His period of physical recovery would prove challenging, but thanks to his wife being there with him, every step of the way, he was able to overcome obstacles.

“Physically and mentally, it was tough, especially those first few months,” Miller said. “It was an adjustment for my wife and my family. My wife is a nurse so that care, that home care, was a godsend in itself. What drove me then and what drives me today is not sitting around feeling sorry for myself, but to really be greatful that I’m still here and I am still alive.”

Active shooter training

Aside from his duties as the hospital’s resource manager, Miller shares his story with Soldiers and civilians to bolster readiness so that others can be more prepared if they have to react to a real-world active shooter scenario.

“I volunteer to augment the antiterrorism, active shooter training here, to take a real life, real-world example to kind of show people how real it is, so it can hit home a little more,” Miller said. “It’s so important to pay attention to those active shooter trainings … the resiliency stuff that we do – because run, hide, fight, it’s not a joke. … You need to know what to do, the steps to take, where to go, because the worst thing you can do is do nothing.”

U.S. Army Col. Soo Lee Davis, TAMC deputy commander of Administration, said that the efforts Miller volunteers to fulfill in order to heighten awareness is important.

“Having someone who can speak on why it’s important to train on what we call an active shooter incident makes it more real and makes it come alive,” Davis said. “It heightens the reality of the risk, and it really puts you in a position where you think ‘What would I do in that situation?’ … It’s not something you just read in the news or you read in the paper. … It’s a living person that’s here and talking to you about it.”

Davis said that Miller is an example that Soldiers should strive to emulate.

“When I think of duty, honor and country, and when I think of all the Army values, Patrick Miller comes to mind,” Davis said. “I think he really represents the kind of leader and tone that we want to see in our future Army leaders.”

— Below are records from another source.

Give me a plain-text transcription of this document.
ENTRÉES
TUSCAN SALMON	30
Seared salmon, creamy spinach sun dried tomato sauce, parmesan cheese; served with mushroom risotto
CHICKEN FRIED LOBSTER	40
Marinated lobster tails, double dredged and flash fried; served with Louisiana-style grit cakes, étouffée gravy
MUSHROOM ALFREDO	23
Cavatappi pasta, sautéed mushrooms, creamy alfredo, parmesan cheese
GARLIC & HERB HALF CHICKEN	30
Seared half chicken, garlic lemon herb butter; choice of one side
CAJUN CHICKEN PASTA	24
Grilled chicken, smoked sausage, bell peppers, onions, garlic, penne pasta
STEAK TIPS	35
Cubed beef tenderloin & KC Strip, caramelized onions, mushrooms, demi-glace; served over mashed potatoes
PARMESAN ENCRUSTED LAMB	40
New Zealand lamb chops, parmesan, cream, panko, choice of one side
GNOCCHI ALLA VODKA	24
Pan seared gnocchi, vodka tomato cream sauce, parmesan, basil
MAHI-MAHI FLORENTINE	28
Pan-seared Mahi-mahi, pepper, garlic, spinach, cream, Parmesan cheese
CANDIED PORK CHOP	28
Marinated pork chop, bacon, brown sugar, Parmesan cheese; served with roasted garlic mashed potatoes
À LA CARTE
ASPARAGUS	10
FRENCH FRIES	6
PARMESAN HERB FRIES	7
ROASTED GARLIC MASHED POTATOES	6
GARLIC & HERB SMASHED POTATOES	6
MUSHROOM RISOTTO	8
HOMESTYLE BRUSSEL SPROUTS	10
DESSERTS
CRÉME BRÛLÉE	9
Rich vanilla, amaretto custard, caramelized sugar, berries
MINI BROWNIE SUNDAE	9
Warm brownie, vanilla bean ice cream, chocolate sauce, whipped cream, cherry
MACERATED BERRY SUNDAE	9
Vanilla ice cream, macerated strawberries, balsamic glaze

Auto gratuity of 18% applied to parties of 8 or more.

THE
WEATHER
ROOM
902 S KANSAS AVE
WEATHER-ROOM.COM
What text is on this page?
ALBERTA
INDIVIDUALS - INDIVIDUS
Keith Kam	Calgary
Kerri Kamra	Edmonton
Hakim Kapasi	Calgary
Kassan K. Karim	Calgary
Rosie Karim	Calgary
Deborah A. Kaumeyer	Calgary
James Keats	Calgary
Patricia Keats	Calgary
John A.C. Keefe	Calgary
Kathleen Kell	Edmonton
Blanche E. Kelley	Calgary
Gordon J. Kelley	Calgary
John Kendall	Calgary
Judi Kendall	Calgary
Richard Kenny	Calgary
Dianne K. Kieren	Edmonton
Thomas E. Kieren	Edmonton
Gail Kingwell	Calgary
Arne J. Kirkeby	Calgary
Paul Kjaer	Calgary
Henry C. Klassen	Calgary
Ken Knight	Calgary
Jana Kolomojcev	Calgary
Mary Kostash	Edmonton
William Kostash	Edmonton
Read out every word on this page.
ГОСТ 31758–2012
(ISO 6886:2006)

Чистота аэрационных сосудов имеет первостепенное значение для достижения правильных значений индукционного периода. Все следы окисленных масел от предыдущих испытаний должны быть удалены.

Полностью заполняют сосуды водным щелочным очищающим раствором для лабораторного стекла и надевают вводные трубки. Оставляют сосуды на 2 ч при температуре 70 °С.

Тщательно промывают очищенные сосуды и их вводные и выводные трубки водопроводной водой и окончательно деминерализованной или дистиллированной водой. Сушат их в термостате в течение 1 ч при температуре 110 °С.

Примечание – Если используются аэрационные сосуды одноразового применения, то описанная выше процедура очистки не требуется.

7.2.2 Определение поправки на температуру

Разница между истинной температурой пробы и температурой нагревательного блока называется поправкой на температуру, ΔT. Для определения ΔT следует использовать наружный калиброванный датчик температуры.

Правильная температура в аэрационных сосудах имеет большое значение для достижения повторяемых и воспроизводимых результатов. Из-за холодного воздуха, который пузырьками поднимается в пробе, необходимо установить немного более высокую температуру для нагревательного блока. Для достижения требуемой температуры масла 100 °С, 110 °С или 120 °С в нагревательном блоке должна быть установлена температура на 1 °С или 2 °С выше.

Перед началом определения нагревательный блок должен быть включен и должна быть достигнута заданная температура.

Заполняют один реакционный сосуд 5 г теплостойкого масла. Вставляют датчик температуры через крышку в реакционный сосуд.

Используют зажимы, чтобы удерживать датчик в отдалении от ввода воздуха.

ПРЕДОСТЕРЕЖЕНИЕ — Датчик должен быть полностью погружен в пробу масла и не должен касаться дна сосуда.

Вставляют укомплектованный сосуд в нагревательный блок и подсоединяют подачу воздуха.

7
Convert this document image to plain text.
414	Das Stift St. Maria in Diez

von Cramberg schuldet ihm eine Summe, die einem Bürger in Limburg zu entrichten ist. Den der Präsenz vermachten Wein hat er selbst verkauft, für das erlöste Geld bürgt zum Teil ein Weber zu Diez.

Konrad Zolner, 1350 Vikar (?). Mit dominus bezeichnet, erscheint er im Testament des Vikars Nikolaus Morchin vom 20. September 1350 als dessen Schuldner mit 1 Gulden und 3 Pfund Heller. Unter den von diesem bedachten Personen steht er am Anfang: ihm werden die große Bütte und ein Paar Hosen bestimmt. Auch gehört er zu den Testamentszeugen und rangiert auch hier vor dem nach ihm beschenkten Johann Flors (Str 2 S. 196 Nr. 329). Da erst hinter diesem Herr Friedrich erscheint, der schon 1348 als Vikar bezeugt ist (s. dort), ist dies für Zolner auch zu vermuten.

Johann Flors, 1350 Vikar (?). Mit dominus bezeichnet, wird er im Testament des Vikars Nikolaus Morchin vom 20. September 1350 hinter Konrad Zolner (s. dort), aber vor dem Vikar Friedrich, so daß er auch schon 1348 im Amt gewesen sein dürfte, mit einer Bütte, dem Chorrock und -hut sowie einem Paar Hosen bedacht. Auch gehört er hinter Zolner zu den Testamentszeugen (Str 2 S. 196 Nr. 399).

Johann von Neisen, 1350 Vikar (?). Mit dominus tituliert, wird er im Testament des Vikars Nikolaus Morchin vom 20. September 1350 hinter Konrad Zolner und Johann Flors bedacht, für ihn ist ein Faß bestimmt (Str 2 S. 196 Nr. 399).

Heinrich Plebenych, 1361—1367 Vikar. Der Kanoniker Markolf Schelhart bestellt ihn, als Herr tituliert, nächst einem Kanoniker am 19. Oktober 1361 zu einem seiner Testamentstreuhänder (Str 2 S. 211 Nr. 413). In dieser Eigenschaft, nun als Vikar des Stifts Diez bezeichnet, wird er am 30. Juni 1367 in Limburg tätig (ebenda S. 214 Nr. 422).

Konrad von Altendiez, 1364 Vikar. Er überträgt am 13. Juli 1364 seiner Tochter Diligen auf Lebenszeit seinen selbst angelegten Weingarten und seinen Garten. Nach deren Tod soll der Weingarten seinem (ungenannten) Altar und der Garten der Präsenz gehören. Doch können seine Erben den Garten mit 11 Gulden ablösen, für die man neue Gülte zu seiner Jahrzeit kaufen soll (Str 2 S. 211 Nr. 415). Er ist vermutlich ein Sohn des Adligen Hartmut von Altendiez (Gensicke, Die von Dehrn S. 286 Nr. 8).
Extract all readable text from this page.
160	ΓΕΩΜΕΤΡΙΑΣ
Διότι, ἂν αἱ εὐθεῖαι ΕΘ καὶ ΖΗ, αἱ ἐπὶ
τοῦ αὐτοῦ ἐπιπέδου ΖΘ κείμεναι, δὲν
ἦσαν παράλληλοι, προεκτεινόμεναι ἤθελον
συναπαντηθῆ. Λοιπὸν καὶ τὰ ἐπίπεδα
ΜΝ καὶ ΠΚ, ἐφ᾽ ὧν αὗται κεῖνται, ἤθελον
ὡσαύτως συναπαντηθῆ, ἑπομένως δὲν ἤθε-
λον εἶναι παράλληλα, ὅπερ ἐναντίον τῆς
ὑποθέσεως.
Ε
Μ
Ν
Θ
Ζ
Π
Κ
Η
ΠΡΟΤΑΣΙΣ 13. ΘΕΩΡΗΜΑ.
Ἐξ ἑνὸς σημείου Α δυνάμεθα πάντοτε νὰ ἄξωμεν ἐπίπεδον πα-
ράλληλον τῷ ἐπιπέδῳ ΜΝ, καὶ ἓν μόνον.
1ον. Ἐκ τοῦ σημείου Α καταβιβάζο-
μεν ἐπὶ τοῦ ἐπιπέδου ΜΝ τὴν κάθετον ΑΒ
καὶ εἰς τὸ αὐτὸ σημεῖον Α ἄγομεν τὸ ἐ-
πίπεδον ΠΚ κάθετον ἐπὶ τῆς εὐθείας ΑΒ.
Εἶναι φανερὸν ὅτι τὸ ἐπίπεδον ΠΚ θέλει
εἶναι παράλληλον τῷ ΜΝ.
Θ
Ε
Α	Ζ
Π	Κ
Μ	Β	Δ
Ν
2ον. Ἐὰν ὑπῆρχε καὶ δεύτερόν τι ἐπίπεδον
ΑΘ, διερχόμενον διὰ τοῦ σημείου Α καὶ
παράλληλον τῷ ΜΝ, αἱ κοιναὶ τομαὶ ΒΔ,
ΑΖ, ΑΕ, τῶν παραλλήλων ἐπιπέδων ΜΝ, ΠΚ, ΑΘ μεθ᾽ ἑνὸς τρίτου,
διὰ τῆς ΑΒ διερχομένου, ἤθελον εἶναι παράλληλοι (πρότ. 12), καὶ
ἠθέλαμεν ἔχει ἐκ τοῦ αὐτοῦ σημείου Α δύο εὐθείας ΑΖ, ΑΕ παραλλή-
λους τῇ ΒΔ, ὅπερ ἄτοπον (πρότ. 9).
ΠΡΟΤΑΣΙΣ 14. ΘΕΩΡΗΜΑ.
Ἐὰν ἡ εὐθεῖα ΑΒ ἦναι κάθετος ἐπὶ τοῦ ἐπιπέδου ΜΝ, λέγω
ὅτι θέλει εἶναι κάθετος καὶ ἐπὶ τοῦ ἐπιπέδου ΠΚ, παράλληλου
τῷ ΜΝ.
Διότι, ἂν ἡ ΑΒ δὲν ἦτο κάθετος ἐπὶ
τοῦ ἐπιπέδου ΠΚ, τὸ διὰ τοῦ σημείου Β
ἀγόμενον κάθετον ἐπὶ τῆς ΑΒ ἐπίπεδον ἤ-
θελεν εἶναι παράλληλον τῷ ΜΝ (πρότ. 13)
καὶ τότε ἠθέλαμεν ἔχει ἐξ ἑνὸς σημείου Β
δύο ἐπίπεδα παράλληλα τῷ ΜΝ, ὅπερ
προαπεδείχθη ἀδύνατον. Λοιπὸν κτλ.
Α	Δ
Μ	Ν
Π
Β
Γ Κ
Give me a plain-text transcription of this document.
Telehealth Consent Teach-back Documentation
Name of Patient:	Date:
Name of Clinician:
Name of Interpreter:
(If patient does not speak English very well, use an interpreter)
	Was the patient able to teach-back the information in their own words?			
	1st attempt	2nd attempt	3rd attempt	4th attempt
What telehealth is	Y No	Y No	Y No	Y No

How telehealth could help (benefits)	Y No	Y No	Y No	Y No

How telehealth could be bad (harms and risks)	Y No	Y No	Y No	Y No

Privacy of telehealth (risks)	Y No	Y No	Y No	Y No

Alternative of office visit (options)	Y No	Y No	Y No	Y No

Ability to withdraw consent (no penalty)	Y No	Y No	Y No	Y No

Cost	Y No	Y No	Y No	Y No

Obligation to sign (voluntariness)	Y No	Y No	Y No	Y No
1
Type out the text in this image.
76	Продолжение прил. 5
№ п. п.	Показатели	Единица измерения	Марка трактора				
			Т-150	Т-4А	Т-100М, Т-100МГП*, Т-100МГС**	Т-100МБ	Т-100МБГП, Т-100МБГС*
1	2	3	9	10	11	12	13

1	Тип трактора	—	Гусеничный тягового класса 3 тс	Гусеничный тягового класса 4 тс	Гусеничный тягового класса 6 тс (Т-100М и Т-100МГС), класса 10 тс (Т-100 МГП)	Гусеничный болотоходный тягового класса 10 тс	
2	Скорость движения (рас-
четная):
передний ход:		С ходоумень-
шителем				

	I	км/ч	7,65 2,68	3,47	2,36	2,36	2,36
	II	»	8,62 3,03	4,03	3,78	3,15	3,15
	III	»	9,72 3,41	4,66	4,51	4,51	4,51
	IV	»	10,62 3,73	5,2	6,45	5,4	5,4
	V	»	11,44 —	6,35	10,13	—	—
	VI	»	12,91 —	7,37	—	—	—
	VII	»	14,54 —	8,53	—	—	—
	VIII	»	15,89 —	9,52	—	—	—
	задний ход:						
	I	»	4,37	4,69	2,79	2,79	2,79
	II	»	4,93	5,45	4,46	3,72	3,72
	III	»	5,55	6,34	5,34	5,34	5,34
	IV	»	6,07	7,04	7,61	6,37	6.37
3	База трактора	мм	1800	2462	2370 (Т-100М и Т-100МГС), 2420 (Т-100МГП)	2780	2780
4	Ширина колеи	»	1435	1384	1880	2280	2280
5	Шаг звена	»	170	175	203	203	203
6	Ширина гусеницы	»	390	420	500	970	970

Miller continues to serve and find new opportunities to raise awareness and increase readiness to better arm service members and civilians if an incident should happen again, all while remembering and honoring those who lost their lives on that tragic day.

“Not a day goes by where I don’t think of Sgt. 1st Class Danny Ferguson or Sgt. Timothy Owens or Staff Sgt. Lazaney-Rodriguez,” Miller said. “Regardless of what happened, you still have another chance. Not everyone gets that chance. Take the tragedies in life … and turn them into triumphs.”